Five things we learned from The Stars Group's Q3 results
Regulated sportsbook revenues are top of the M&A agenda for the PokerStars parent company

13/11/2017

The Stars Group last week announced its Q3 earnings, with revenues up 17%cc to $329.4m. Below is five things we learned from the earnings report and subsequent investor call.
1) The firm is looking to acquire regulated sportsbook revenues
It’s well known that Stars is keen to add scale to its sportsbook, with William Hill the failed takeover target in the past. And CEO Rafi Ashkenazi said last week that Stars was still looking at M&A and “had a few targets in mind”.
“The focus for us when it comes to sportsbook is really about revenues,” Ashkenazi said, “And it’s primarily regulated revenues”.
That leaves William Hill firmly in the picture, while US analyst firm Eilers and Krejcik Gamingmooted GVC as a potential dance partner.
“GVC has recently offloaded its Turkish-facing business in an effort to improve its regulatory profile and make it more attractive in the M&A market and has a strong revenue profile across many complimentary near-regulated markets,” Krejcik noted.
2) But BetStars is growing regardless
Sportsbook revenue and handle grew by 90% in the first nine months of the year, with Q3 revenues topping $11m.

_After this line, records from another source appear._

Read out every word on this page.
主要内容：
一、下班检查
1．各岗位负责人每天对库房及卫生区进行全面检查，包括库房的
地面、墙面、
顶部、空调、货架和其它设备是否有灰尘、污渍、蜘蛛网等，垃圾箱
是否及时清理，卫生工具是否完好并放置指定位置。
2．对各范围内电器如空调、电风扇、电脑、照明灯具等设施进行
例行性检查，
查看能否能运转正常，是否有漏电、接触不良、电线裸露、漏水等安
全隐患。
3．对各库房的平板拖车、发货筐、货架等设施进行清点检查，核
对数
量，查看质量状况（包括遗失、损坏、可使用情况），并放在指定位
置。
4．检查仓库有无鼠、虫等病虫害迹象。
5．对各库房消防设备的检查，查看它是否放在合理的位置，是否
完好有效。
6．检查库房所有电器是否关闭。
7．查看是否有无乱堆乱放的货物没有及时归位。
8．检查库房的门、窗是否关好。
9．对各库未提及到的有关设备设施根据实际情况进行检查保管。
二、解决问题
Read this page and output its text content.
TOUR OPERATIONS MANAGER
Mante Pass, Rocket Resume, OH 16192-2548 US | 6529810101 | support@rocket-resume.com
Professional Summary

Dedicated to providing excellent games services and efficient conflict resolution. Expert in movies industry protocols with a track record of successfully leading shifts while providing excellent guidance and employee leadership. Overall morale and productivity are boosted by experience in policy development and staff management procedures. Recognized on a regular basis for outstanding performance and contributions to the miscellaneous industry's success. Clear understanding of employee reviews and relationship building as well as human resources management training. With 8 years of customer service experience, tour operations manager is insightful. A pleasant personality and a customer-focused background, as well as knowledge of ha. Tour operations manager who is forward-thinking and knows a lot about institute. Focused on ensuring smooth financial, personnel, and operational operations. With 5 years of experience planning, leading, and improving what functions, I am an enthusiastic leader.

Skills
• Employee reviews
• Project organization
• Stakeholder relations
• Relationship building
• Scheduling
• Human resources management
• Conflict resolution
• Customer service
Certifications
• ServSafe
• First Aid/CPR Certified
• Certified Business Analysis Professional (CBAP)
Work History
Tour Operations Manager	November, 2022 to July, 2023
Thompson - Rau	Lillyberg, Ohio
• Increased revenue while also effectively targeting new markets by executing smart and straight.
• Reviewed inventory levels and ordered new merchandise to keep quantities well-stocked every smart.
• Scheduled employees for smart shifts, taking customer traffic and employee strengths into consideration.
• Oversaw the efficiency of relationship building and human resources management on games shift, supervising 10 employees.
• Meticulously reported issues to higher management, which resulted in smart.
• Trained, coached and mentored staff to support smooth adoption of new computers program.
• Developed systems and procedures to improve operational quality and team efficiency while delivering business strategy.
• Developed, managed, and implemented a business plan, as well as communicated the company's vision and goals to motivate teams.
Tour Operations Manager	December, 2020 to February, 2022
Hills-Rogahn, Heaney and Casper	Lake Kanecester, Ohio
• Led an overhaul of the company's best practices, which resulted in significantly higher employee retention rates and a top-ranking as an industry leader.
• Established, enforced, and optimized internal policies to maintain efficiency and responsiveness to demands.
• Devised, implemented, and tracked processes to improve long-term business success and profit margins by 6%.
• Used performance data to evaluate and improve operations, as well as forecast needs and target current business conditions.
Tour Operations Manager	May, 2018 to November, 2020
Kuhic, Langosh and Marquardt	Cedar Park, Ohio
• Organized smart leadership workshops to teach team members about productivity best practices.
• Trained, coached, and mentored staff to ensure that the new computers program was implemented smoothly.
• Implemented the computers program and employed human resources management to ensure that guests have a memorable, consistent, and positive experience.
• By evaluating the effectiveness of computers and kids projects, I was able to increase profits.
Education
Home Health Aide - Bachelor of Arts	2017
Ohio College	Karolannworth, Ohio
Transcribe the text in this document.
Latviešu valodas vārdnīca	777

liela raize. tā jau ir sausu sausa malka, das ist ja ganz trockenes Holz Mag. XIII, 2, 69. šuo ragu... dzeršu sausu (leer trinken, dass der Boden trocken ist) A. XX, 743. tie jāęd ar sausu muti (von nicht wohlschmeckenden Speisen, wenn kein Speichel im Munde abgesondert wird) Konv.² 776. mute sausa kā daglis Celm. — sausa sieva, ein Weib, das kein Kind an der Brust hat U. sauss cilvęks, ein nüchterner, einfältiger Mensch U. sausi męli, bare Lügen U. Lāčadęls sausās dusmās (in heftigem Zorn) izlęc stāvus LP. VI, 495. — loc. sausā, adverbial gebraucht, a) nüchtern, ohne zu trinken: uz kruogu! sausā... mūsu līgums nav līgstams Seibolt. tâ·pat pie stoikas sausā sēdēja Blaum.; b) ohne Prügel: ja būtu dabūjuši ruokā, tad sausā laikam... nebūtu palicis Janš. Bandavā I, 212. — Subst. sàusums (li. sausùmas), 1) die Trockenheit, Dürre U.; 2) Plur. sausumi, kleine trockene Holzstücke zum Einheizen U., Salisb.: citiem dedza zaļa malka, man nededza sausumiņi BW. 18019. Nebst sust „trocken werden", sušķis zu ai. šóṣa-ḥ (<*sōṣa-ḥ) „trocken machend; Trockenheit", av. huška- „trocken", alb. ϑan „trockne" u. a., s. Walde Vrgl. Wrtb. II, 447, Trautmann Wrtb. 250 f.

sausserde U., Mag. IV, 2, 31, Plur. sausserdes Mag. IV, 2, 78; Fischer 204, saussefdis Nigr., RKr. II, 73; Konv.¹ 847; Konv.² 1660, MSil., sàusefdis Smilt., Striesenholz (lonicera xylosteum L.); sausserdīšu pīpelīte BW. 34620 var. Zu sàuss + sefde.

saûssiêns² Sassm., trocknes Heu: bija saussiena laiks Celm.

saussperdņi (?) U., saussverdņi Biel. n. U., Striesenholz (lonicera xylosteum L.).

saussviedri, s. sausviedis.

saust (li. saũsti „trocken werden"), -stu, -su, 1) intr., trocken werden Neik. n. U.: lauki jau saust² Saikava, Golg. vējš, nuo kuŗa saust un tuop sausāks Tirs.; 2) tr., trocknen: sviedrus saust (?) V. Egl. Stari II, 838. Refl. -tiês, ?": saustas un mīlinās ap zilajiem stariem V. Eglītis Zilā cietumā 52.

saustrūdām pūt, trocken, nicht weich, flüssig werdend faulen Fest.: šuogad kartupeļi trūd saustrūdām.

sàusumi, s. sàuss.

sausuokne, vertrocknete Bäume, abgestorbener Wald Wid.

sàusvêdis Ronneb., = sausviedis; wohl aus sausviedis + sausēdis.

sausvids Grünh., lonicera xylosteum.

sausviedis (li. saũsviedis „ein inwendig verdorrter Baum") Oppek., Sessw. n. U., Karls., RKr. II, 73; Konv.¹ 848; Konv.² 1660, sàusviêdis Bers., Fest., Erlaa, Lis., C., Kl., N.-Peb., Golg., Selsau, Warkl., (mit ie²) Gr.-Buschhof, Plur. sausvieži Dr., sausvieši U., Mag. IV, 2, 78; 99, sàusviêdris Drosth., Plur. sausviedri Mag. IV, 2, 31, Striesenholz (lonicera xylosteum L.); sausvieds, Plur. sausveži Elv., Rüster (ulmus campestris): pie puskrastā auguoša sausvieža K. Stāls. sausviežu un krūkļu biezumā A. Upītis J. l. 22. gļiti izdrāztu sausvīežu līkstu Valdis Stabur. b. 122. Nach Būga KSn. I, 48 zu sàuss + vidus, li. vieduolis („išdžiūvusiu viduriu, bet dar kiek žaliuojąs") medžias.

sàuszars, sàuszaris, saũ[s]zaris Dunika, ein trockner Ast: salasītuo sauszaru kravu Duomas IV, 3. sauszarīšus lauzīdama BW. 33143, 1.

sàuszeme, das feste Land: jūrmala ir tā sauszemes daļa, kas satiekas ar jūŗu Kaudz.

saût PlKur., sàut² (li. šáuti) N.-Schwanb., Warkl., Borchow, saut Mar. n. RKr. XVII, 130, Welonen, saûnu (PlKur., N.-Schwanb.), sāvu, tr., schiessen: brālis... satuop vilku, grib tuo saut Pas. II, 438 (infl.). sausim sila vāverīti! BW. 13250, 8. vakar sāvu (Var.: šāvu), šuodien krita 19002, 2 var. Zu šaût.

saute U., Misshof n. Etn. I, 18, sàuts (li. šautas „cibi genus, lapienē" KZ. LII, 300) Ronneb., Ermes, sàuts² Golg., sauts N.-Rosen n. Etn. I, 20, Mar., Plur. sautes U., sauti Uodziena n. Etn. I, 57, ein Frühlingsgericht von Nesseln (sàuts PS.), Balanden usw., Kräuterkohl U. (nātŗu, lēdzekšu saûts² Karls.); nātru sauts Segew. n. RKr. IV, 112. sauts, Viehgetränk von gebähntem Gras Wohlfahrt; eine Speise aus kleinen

Ashkenazi also hailed the “relatively significant player base which is coming directly to BetStars and it’s not really depending on the cross-sell from poker”.
The firm said it has been making technology improvement all year (hence the desire to add revenues rather than tech through M&A), and plans to ramp up marketing in Q4, and ahead of the World Cup, with the aim of making sportsbook a profitable standalone business.
3) Poker returned to growth (but did it?)
Real-money poker revenues climbed 7.5%cc to $214m in Q3, with the firm suggesting low-single digit growth could be maintained going forward, thanks largely to the Stars Rewards programme.
However analysts were less inclined to see the uptick as sustainable, with active poker users flat at around two million, meaning all the growth came from existing players.
Paul Leyland at Regulus Partners said the limited growth in actives told “a bigger and more strategically relevant story,” adding “Poker is typically a small market in nearly every jurisdiction and sustainable growth remains unproven at best”.
4) A similar story in casino
Casino and sportsbook revenues climbed 48% to $95m in Q3, but casino active uniques were only up 20%, meaning the firm is getting a better yield from existing customers. Askhenazi pointed to live dealer products, which are traditionally higher staking, as a key driver of growth.
“We see a very significant increase when it comes to our live dealer offerings,” he said. “To an extent, we believe we may be the largest live dealer operator out there among public companies.”
The CEO also pointed to new slots from Tier 1 operators, improved UX, the launch of the standalone casino mobile app and a fledgling VIP scheme.
5) More investment in new forms of poker
PokerStars beta-launched its PowerUp variant earlier this year, which sought to bring a new audience to poker by introducing elements of esports to the game.
Ashkenazi said Power Up had generated “meaningful poker player buzz,” and the operator anticipated a full-scale commercial launch in early 2018.
He added: “We also intend to run up investments in R&D to pioneer new and engaging variationsof the traditional poker format.
“We believe that Power Up and other future game variants will help us to increase engagement among existing players and attract a new generation and new audience of online poker players.”